Belki bu davranışlar ekranlara çıkmıyor. Belki manşet olmuyor. Ama bizi ayakta tutan, işte bu görünmeyen bağlar.
İsmini koymak gerekirse: kolektif bilinç.

Kulağa akademik gelebilir ama aslında hepimizin içinde saklı bir güçtür bu.

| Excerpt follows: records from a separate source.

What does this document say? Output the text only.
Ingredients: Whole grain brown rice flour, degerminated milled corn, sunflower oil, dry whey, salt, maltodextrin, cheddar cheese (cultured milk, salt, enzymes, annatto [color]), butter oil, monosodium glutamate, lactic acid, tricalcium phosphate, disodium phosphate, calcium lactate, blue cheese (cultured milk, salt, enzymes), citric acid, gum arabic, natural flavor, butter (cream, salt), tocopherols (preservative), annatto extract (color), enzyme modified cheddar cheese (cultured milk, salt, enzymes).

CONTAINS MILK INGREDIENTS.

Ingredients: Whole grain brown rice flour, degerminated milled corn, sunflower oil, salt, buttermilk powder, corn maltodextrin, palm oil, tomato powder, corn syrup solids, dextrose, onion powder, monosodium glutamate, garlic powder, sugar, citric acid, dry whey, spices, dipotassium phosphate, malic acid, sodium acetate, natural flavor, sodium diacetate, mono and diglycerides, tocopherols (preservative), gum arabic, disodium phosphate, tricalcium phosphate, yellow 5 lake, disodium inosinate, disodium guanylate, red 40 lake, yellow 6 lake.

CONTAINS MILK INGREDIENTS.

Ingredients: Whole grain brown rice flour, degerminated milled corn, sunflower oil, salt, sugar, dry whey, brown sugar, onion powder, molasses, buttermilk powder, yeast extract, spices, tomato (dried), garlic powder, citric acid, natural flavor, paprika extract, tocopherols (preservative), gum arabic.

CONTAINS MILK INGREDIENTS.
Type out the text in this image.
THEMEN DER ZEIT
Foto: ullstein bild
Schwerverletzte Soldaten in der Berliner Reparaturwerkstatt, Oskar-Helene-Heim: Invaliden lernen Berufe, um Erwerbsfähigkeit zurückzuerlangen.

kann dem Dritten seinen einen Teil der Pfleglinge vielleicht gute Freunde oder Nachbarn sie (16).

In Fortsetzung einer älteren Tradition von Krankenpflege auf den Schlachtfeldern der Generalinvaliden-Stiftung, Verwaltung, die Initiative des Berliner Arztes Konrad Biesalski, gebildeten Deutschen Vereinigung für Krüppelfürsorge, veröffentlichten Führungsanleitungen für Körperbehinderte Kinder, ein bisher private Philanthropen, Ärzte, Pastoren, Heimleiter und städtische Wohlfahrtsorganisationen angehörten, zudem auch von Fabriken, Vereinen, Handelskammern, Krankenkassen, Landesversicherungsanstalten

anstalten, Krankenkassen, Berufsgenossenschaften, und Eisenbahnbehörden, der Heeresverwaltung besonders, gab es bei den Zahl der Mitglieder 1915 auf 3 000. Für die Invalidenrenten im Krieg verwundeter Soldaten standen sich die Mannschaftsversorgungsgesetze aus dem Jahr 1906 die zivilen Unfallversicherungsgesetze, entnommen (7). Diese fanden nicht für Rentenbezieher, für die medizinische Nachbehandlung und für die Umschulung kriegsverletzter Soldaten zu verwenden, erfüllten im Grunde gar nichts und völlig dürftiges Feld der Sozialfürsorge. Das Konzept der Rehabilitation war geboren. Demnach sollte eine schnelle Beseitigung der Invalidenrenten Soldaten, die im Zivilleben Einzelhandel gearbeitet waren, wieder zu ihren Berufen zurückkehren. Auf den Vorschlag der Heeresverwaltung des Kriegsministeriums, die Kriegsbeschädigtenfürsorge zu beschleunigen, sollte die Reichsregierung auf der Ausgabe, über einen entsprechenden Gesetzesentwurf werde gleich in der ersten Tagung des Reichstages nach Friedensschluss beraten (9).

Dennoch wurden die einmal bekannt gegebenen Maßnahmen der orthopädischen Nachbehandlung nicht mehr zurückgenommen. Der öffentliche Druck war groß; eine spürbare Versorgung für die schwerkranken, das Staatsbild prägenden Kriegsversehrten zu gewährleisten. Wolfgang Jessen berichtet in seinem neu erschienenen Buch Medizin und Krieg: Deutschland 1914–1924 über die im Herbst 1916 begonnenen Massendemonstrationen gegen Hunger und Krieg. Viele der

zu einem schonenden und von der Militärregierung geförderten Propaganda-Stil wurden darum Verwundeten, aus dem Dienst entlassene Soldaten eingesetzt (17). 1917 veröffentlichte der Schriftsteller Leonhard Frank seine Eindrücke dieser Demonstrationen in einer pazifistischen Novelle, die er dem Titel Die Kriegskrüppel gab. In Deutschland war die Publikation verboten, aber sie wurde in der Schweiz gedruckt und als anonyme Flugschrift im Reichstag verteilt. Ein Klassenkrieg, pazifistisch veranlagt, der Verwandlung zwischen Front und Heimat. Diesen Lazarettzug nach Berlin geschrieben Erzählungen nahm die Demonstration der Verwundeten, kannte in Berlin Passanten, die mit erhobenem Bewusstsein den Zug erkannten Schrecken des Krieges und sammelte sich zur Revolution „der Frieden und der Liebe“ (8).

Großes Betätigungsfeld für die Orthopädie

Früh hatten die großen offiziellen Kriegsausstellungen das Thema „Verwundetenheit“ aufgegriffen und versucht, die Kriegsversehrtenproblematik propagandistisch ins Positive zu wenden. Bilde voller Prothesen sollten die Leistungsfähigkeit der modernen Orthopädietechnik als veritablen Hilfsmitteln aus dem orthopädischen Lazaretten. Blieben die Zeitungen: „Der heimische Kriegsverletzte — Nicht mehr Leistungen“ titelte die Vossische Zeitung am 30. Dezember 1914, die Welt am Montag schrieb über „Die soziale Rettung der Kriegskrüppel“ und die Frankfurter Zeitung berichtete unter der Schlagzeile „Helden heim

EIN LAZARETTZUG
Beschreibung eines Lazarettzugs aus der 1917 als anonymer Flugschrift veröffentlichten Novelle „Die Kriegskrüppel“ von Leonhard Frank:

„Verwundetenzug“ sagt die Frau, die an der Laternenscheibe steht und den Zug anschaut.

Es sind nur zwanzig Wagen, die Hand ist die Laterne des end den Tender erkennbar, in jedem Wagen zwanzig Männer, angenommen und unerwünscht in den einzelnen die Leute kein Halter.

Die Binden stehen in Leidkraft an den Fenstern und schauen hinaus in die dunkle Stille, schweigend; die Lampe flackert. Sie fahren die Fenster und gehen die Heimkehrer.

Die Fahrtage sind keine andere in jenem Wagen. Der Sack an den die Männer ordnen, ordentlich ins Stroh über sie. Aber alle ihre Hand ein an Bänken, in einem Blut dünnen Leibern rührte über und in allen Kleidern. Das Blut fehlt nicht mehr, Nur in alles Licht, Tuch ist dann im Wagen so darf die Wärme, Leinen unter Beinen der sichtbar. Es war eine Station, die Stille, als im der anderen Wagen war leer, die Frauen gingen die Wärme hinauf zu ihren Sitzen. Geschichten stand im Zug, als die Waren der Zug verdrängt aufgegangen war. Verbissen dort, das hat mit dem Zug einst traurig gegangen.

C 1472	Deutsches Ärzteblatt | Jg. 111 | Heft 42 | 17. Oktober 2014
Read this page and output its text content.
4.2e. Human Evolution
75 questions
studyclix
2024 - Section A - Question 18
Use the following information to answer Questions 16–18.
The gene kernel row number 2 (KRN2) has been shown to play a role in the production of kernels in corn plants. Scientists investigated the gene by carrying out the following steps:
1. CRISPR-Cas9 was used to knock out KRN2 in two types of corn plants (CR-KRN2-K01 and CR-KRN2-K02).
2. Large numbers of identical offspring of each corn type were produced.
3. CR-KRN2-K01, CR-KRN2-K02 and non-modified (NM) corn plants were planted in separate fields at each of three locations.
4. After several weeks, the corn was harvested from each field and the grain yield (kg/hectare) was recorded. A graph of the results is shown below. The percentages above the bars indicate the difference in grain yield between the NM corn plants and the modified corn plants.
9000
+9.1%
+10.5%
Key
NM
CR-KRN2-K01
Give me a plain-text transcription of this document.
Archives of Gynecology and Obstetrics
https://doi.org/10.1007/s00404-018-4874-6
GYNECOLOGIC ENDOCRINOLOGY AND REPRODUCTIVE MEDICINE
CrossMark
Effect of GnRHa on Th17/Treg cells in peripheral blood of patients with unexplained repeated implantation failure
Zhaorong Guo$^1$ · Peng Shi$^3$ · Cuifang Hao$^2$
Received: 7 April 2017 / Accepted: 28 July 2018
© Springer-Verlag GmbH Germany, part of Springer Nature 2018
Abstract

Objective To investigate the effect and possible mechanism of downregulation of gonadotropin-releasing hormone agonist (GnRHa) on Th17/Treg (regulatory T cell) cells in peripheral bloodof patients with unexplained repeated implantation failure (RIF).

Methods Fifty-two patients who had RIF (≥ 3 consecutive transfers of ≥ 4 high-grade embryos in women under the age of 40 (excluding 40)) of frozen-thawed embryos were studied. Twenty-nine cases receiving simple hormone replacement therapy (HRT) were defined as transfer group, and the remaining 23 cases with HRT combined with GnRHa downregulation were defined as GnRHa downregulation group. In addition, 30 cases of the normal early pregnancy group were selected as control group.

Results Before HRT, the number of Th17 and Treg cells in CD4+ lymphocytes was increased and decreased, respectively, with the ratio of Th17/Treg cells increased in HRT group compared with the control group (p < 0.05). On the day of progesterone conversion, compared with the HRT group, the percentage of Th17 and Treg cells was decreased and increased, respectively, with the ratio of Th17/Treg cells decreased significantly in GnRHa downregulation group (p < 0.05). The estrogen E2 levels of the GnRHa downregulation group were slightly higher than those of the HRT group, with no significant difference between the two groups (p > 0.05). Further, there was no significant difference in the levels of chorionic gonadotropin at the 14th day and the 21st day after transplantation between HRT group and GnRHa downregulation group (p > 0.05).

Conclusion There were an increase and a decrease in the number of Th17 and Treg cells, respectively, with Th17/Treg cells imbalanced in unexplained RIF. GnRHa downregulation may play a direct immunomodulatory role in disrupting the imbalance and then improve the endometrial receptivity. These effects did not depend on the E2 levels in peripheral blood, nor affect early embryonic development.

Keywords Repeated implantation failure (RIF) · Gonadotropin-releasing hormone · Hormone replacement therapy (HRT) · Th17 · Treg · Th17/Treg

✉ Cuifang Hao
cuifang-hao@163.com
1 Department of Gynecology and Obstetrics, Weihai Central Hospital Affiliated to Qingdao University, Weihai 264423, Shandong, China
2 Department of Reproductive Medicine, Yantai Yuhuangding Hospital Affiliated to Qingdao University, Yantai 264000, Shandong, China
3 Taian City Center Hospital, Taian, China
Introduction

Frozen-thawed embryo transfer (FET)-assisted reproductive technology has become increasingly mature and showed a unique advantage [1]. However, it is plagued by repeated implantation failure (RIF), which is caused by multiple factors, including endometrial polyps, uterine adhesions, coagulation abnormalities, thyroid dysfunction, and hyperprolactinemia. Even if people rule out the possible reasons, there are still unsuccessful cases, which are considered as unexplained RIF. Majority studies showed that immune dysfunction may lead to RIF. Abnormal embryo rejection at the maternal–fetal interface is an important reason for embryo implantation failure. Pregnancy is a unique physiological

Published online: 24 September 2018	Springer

Birlikte ağlayabilmek, birlikte gülebilmek, ihtiyaç anında bir kap yemeği komşuya götürebilmek… İşte bizi millet yapan da budur.

Ne yazık ki son yıllarda bu bilinci biraz unuttuk.
Çünkü:
– Kötü haberler bizi duyarsızlaştırdı.
– Siyasetin dili bizi kutuplaştırdı.
– Ekonomik sıkıntılar paylaşma gücümüzü zayıflattı.
– Sosyal medya, vicdanın yerini tepkisizliğe bıraktı.

Ve yalnızlaştık…
Yalnız kalan insan güvenemez, sevemez, dayanışamaz.

Ama umut hâlâ yaşıyor.
Kolektif bilinç yok olmadı, sadece sessizleşti.
Doğru sesi, doğru dokunuşu, doğru yüreği bekliyor.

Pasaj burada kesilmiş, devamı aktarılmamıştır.